The Royal Colleges of Physicians and Surgeons of Ireland established a Faculty of Sports and Exercise Medicine in 2002. In the UK, consideration is currently been given to the development of SEM as a defined specialty, with its own defined 4-yr training structure, with a new network of interlinked and coordinated training sites. This will create a clear career path, in keeping with the current structure of Modernising Medical Careers [11]. Current training involves education and skill acquisition in core areas: sports injuries (prevention, assessment, treatment and rehabilitation), biomechanics, podiatry, exercise physiology, medical problems in sport, team care, doping and therapeutics, ethics and the law, psychology, environmental issues in relation to exercise, and resuscitation and emergency care. There are well-established courses aimed at achieving a diploma or MSc in SEM. In addition, the Intercollegiate Academic Board of Sport and Exercise Medicine was created in 1997 and its diploma examination may become the most widely accepted basic qualification in the UK [12].

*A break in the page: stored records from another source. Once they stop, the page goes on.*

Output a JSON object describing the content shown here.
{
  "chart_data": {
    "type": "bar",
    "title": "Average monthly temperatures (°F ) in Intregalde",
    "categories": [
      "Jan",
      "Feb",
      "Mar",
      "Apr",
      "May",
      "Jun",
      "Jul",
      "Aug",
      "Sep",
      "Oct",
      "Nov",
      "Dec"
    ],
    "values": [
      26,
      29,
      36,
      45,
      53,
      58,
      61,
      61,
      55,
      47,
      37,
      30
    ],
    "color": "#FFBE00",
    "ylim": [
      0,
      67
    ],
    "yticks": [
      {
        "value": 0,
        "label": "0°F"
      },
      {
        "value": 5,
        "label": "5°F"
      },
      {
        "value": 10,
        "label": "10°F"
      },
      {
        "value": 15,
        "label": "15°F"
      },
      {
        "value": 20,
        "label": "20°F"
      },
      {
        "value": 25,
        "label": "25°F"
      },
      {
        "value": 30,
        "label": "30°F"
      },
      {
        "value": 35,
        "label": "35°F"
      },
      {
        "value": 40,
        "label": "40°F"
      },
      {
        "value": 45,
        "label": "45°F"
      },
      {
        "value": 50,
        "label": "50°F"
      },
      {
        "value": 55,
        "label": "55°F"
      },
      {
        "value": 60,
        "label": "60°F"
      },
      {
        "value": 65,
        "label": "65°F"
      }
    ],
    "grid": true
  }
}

There is also scope for the further development of SEM within allied specialist fields, one of which is rheumatology. Subspecialist training would involve at least one extra year of training, to encompass the core areas addressed above. The primary purpose of such subspecialist training in sports medicine within rheumatology is to promote the development of physicians with the knowledge, skills and attitudes to address SEM issues within specialist services. The need for further training will vary depending on the type of service within which they are practising.
After satisfactory completion of subspecialty training in SEM, trainees could then be eligible to have the subspecialty included in their entry in the GMC's Specialist Register, after the award of a CCST (CCT) in rheumatology.
For such goals to be achieved, a core curriculum will be necessary and training posts will be required in centres that can offer the appropriate expertise in the core areas for rheumatologists. This is a significant task, but the potential advantages to the advancement of our specialty are significant.